Izosimov has also indicated that VimpelCom will undertake cost-cutting measures in 2009, in light of the financial crisis. Interfax quotes Izosimov as saying that, specifically, construction of mobile networks in new cities and towns will be suspended, a move that will cover both 3G and broadband networks. Construction programmes already under way will be completed, but the suspension of construction of new networks could last up to six months, depending on how the economic situation develops. Izosimov also confirmed that jobs are being cut, without specifying numbers, in addition to job cuts being implemented as part of the consolidation of fixed-line operator Golden Telecom, which was purchased in 2008. While some of these cuts had already been planned, in accordance with overlapping functions, additional ones are now being planned because of the economic situation.
Outlook and Implications
Eagerness for Spectrum, from Various Areas: Some of the world's leading mobile players have used the platform of the Mobile World Conference to re-emphasise their quest for additional spectrum. Operators are keen for spectrum to be freed up to facilitate the provision of data services, and are eyeing spectrum from various areas. Spectrum from analogue TV is highly penetrative and long range, and could therefore be used in the provision of rural coverage, as well as improved in-building coverage in urban areas. Indeed, moves to re-allocate such spectrum to the mobile sphere are already under way in the United States and several European countries, including France and the United Kingdom (see United States: 7 January 2009: U.S. FCC Grants 700 MHz Licences). As well as this, "redundant" 2G frequencies currently unused by operators could be made available, but this raises the issues of compensation to the selling operator and the legality of re-selling licences for frequency already licensed. Wireless broadband deployed on the 900 MHz frequency (UMTS900) could also provide a solution to the problem of spectrum availability, but would again require regulatory contributions, as in Europe the European Union currently requires that national regulators reserve the frequency for digital telephony.

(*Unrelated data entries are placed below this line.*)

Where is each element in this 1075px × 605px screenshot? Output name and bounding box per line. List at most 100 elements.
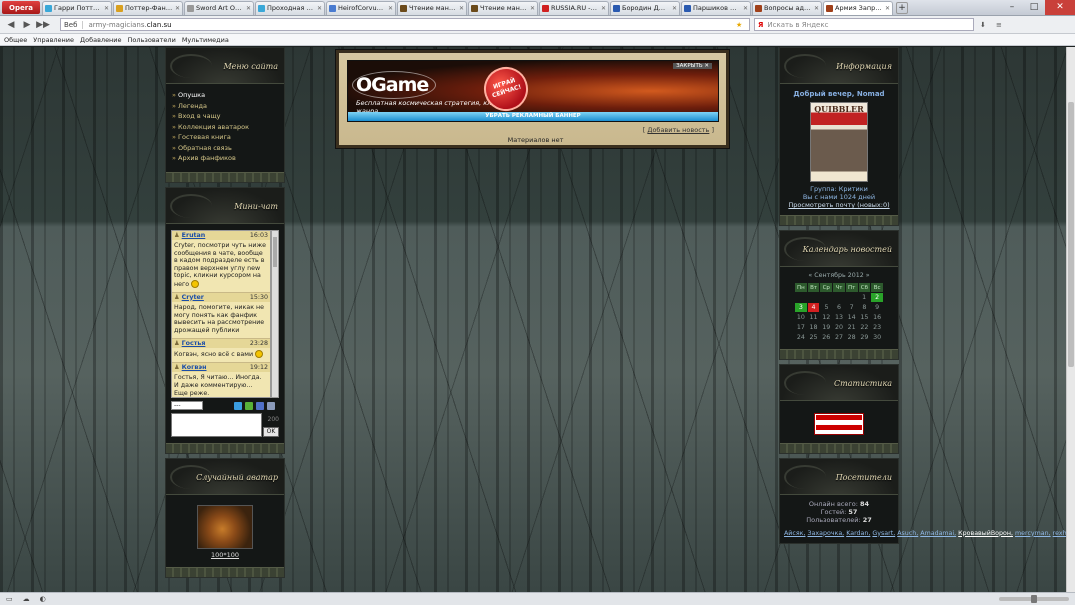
calendar-day[interactable]: 17: [795, 323, 808, 333]
random-avatar-caption[interactable]: 100*100: [172, 551, 278, 559]
browser-tab[interactable]: Армия Запретн...✕: [823, 0, 893, 15]
visit-counter[interactable]: [814, 412, 864, 435]
site-menu-item[interactable]: Архив фанфиков: [172, 153, 278, 164]
bookmark-item[interactable]: Добавление: [80, 36, 122, 44]
random-avatar-image[interactable]: [197, 504, 253, 549]
bookmark-star-icon[interactable]: ★: [736, 21, 746, 29]
tab-close-icon[interactable]: ✕: [104, 5, 109, 12]
calendar-day[interactable]: 15: [858, 313, 871, 323]
smiles-icon[interactable]: [234, 401, 242, 410]
chat-select[interactable]: ---: [171, 401, 203, 410]
calendar-day[interactable]: 26: [820, 333, 833, 343]
add-news-link[interactable]: [ Добавить новость ]: [643, 126, 714, 134]
calendar-day[interactable]: 30: [871, 333, 884, 343]
cloud-icon[interactable]: ☁: [23, 595, 30, 603]
scrollbar-thumb[interactable]: [1068, 102, 1074, 367]
calendar-day[interactable]: 16: [871, 313, 884, 323]
calendar-day[interactable]: 12: [820, 313, 833, 323]
ad-banner[interactable]: ЗАКРЫТЬ ✕ OGame Бесплатная космическая с…: [347, 60, 719, 122]
tab-close-icon[interactable]: ✕: [246, 5, 251, 12]
new-tab-button[interactable]: +: [896, 1, 908, 14]
online-user-link[interactable]: mercyman,: [1015, 530, 1051, 537]
calendar-day[interactable]: 8: [858, 303, 871, 313]
calendar-day[interactable]: 10: [795, 313, 808, 323]
site-menu-item[interactable]: Обратная связь: [172, 143, 278, 154]
site-menu-item[interactable]: Гостевая книга: [172, 132, 278, 143]
opera-menu-button[interactable]: Opera: [2, 1, 40, 14]
bookmark-item[interactable]: Общее: [4, 36, 27, 44]
calendar-day[interactable]: 19: [820, 323, 833, 333]
vertical-scrollbar[interactable]: [1066, 47, 1075, 592]
browser-tab[interactable]: Гарри Поттер ф...✕: [42, 0, 112, 15]
calendar-day[interactable]: 22: [858, 323, 871, 333]
search-input[interactable]: Я Искать в Яндекс: [754, 18, 974, 31]
calendar-day[interactable]: 6: [833, 303, 846, 313]
calendar-day[interactable]: 13: [833, 313, 846, 323]
browser-tab[interactable]: Вопросы админ...✕: [752, 0, 822, 15]
close-window-icon[interactable]: ✕: [1045, 0, 1075, 15]
chat-scrollbar[interactable]: [271, 229, 279, 398]
online-user-link[interactable]: rexhunter,: [1053, 530, 1066, 537]
calendar-day[interactable]: 27: [833, 333, 846, 343]
calendar-day[interactable]: 29: [858, 333, 871, 343]
refresh-icon[interactable]: [245, 401, 253, 410]
online-user-link[interactable]: Gysart,: [872, 530, 895, 537]
browser-tab[interactable]: HeirofCorvusPro...✕: [326, 0, 396, 15]
zoom-slider[interactable]: [999, 595, 1069, 603]
calendar-day[interactable]: 23: [871, 323, 884, 333]
calendar-day[interactable]: 2: [870, 292, 884, 303]
tab-close-icon[interactable]: ✕: [459, 5, 464, 12]
bookmark-item[interactable]: Управление: [33, 36, 74, 44]
calendar-day[interactable]: 25: [807, 333, 820, 343]
chat-ok-button[interactable]: OK: [263, 426, 279, 437]
bookmark-item[interactable]: Мультимедиа: [182, 36, 229, 44]
banner-close-button[interactable]: ЗАКРЫТЬ ✕: [673, 63, 712, 69]
calendar-day[interactable]: 5: [820, 303, 833, 313]
tab-close-icon[interactable]: ✕: [388, 5, 393, 12]
browser-tab[interactable]: Бородин Дмитр...✕: [610, 0, 680, 15]
browser-tab[interactable]: Поттер-Фанфик...✕: [113, 0, 183, 15]
calendar-day[interactable]: 20: [833, 323, 846, 333]
browser-tab[interactable]: Чтение манги Н...✕: [468, 0, 538, 15]
online-user-link[interactable]: Захарочка,: [807, 530, 844, 537]
menu-icon[interactable]: ≡: [996, 21, 1008, 29]
turbo-icon[interactable]: ◐: [40, 595, 46, 603]
calendar-day[interactable]: 11: [807, 313, 820, 323]
remove-banner-button[interactable]: УБРАТЬ РЕКЛАМНЫЙ БАННЕР: [348, 112, 718, 121]
tab-close-icon[interactable]: ✕: [601, 5, 606, 12]
site-menu-item[interactable]: Опушка: [172, 90, 278, 101]
chat-message-input[interactable]: [171, 412, 262, 437]
browser-tab[interactable]: Паршиков Мак...✕: [681, 0, 751, 15]
chat-username[interactable]: Erutan: [182, 232, 206, 239]
browser-tab[interactable]: Чтение манги С...✕: [397, 0, 467, 15]
tab-close-icon[interactable]: ✕: [530, 5, 535, 12]
chat-username[interactable]: Когвэн: [182, 364, 207, 371]
mail-link[interactable]: Просмотреть почту (новых:0): [784, 201, 894, 209]
browser-tab[interactable]: Sword Art Online...✕: [184, 0, 254, 15]
chat-username[interactable]: Гостья: [182, 340, 206, 347]
tab-close-icon[interactable]: ✕: [672, 5, 677, 12]
calendar-day[interactable]: 21: [845, 323, 858, 333]
calendar-day[interactable]: 24: [795, 333, 808, 343]
site-menu-item[interactable]: Вход в чащу: [172, 111, 278, 122]
calendar-day[interactable]: 3: [794, 302, 808, 313]
chat-user[interactable]: ♟ Cryter: [174, 294, 204, 302]
address-field[interactable]: Веб army-magicians.clan.su ★: [60, 18, 750, 31]
calendar-day[interactable]: 18: [807, 323, 820, 333]
site-menu-item[interactable]: Коллекция аватарок: [172, 122, 278, 133]
site-menu-item[interactable]: Легенда: [172, 101, 278, 112]
calendar-day[interactable]: 4: [806, 302, 821, 313]
help-icon[interactable]: [267, 401, 275, 410]
calendar-day[interactable]: 9: [871, 303, 884, 313]
browser-tab[interactable]: Проходная пешка✕: [255, 0, 325, 15]
tab-close-icon[interactable]: ✕: [317, 5, 322, 12]
bookmark-item[interactable]: Пользователи: [128, 36, 176, 44]
calendar-day[interactable]: 28: [845, 333, 858, 343]
chat-user[interactable]: ♟ Erutan: [174, 232, 205, 240]
tab-close-icon[interactable]: ✕: [743, 5, 748, 12]
panel-toggle-icon[interactable]: ▭: [6, 595, 13, 603]
tab-close-icon[interactable]: ✕: [175, 5, 180, 12]
calendar-day[interactable]: 1: [858, 293, 871, 303]
online-user-link[interactable]: Kardan,: [846, 530, 870, 537]
online-user-link[interactable]: Asuch,: [897, 530, 918, 537]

Economic Benefits of Flourishing Mobile Sectors: Despite the potential obstacles, national and international regulatory bodies could yet be encouraged to assist in these areas, given the potential economic benefits of healthy and flourishing mobile sectors. Conway pointed out that the mobile industry is one of the few not seeking bailout funds, and the recent licensing and deployment of 3G services in China have attracted a positive comment about the economic stimulus thereby provided to the country (see China: 4 September 2008: SWOT Analysis on Major Chinese Telcos Amid Industry Shakeup). The case for regulatory assistance in this area, as highlighted at the Mobile World Congress, is therefore growing.Valid Calls, Despite VimpelCom's Own Interests: Izosimov's comments on the regulatory climates of Russia and Ukraine should be viewed in the context of VimpelCom's own interests in these countries. It is therefore no surprise that he has opposed MNP in Russia, is calling for frequency allocation to be resolved in Russia's Far-East, and is keen for more benign regulation towards smaller players in Ukraine. However, ignoring the natural interests of VimpelCom, such calls seem valid at a time of economic hardship. IHS Global Insight believes that it is reasonable to call for the regulatory status quo to be preserved until mobile operators have ridden out the economic storm.